A CLIMBER is recovering in hospital after a 40ft fall at a popular mountaineering haunt in Lancashire.

Mountain rescue experts were called in after the 50-year-old man, who has not been named, plunged to the floor of Lester Mill Quarry at Angelzarke.

Fellow climbers are believed to have alerted the emergency services after the fall, at around 6.20pm on Monday.

He had suffered a back injury and ambulance crews required the assistance of the Bowland Pennine Mountain Rescue Team to safely transfer him to a waiting ambulance.

Team leader Andy Birstead, from the Dunsop Bridge-based outfit, said: “He was found unconscious at the bottom after falling approximately 40 feet.

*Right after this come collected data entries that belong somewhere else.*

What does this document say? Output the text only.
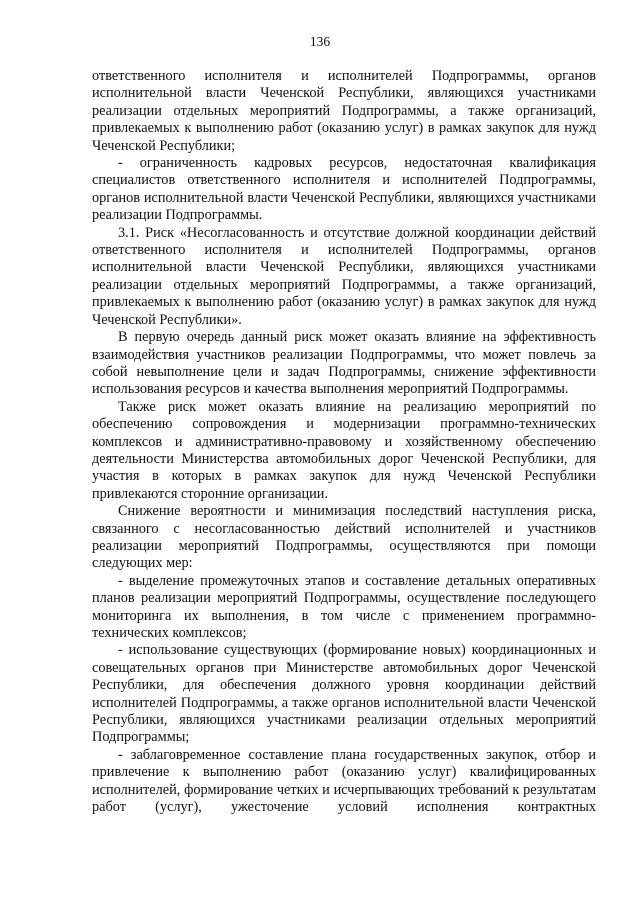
136

ответственного исполнителя и исполнителей Подпрограммы, органов исполнительной власти Чеченской Республики, являющихся участниками реализации отдельных мероприятий Подпрограммы, а также организаций, привлекаемых к выполнению работ (оказанию услуг) в рамках закупок для нужд Чеченской Республики;

- ограниченность кадровых ресурсов, недостаточная квалификация специалистов ответственного исполнителя и исполнителей Подпрограммы, органов исполнительной власти Чеченской Республики, являющихся участниками реализации Подпрограммы.

3.1. Риск «Несогласованность и отсутствие должной координации действий ответственного исполнителя и исполнителей Подпрограммы, органов исполнительной власти Чеченской Республики, являющихся участниками реализации отдельных мероприятий Подпрограммы, а также организаций, привлекаемых к выполнению работ (оказанию услуг) в рамках закупок для нужд Чеченской Республики».

В первую очередь данный риск может оказать влияние на эффективность взаимодействия участников реализации Подпрограммы, что может повлечь за собой невыполнение цели и задач Подпрограммы, снижение эффективности использования ресурсов и качества выполнения мероприятий Подпрограммы.

Также риск может оказать влияние на реализацию мероприятий по обеспечению сопровождения и модернизации программно-технических комплексов и административно-правовому и хозяйственному обеспечению деятельности Министерства автомобильных дорог Чеченской Республики, для участия в которых в рамках закупок для нужд Чеченской Республики привлекаются сторонние организации.

Снижение вероятности и минимизация последствий наступления риска, связанного с несогласованностью действий исполнителей и участников реализации мероприятий Подпрограммы, осуществляются при помощи следующих мер:

- выделение промежуточных этапов и составление детальных оперативных планов реализации мероприятий Подпрограммы, осуществление последующего мониторинга их выполнения, в том числе с применением программно-технических комплексов;

- использование существующих (формирование новых) координационных и совещательных органов при Министерстве автомобильных дорог Чеченской Республики, для обеспечения должного уровня координации действий исполнителей Подпрограммы, а также органов исполнительной власти Чеченской Республики, являющихся участниками реализации отдельных мероприятий Подпрограммы;

- заблаговременное составление плана государственных закупок, отбор и привлечение к выполнению работ (оказанию услуг) квалифицированных исполнителей, формирование четких и исчерпывающих требований к результатам работ (услуг), ужесточение условий исполнения контрактных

“It was reported to the ambulance service who alerted us and we sent down three vehicles and around 20 volunteers to assist.”

Paramedics and mountain rescue volunteeers worked to stabilise the casualty, using a specialist stretcher and full body vacuum splint, and transport him to a nearby ambulance.

Mr Birstead said that the volunteers were “stood down” at around 7.50 last night.

A Northwest Ambulance Services spokesman said the victim was taken to Chorley Hospital for assessment on a back injury.

The quarry is part of the Anglezarke Quarry complex, which attracts climbing enthusiasts from across the north-west and has been used as a training ground by British climbing legend, Sir Chris Bonington.